Rodney is three times as old as his sister. Ayear ago he was four times as old. How old are rodney and his sister now?
R=3S
R-1=4(S-1)
Does that help?
3 x 3 = 9
2 x 4 = 8
To find out how old Rodney and his sister are now, let's assign some variables.
Let's say Rodney's current age is R, and his sister's current age is S.
From the given information, we know that Rodney is three times as old as his sister, so we can write the equation:
R = 3S ---(Equation 1)
We also know that a year ago, Rodney was four times as old as his sister. So, we need to consider their ages one year ago.
Rodney's age one year ago would be (R - 1), and his sister's age one year ago would be (S - 1).

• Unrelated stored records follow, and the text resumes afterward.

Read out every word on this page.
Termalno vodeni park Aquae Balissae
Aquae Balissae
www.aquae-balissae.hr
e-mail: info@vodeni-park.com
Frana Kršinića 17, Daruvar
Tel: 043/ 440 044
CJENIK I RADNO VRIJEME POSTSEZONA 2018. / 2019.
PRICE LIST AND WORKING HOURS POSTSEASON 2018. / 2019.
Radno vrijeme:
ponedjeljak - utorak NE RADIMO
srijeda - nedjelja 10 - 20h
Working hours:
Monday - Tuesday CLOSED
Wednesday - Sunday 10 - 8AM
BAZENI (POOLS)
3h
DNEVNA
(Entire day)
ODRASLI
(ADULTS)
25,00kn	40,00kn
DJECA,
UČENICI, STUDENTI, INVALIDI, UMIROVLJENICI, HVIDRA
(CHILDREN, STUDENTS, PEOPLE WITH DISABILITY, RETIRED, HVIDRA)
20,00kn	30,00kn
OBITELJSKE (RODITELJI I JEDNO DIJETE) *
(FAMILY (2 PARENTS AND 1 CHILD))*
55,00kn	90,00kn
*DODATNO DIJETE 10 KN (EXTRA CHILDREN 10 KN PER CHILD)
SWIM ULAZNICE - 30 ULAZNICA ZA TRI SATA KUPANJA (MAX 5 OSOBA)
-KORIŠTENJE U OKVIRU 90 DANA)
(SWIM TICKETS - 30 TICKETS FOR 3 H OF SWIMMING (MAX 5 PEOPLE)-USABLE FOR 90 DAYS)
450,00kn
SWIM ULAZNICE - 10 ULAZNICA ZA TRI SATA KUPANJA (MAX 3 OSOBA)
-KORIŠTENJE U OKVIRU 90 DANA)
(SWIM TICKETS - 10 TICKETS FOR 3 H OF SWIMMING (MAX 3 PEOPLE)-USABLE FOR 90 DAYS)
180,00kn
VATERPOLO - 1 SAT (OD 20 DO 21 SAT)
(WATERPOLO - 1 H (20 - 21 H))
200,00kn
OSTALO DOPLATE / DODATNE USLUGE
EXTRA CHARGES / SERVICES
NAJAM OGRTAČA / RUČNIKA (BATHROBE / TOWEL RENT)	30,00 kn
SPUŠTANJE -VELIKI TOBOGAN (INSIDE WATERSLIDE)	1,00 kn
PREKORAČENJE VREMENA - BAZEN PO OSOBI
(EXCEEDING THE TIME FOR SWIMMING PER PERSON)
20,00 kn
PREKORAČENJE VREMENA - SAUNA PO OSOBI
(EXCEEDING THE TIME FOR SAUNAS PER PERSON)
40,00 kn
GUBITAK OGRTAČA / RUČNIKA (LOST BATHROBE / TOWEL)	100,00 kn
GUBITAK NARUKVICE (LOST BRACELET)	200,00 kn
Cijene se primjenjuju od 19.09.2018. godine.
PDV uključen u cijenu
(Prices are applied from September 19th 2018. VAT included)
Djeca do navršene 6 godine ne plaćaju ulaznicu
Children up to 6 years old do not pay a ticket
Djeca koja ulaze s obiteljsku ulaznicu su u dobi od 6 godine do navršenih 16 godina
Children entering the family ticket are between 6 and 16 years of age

Using this information, we can write another equation:
R - 1 = 4(S - 1) ---(Equation 2)
Now we have a system of two equations (Equation 1 and Equation 2). We can solve this system to find the values of R and S.
Let's substitute the value of R from Equation 1 into Equation 2:
3S - 1 = 4(S - 1)
Now, simplify and solve for S:
3S - 1 = 4S - 4
3S - 4S = -4 + 1
-S = -3
S = 3
Now that we have found S, we can substitute it back into Equation 1 to find R:
R = 3S
R = 3(3)
R = 9
So, Rodney is currently 9 years old, and his sister is currently 3 years old.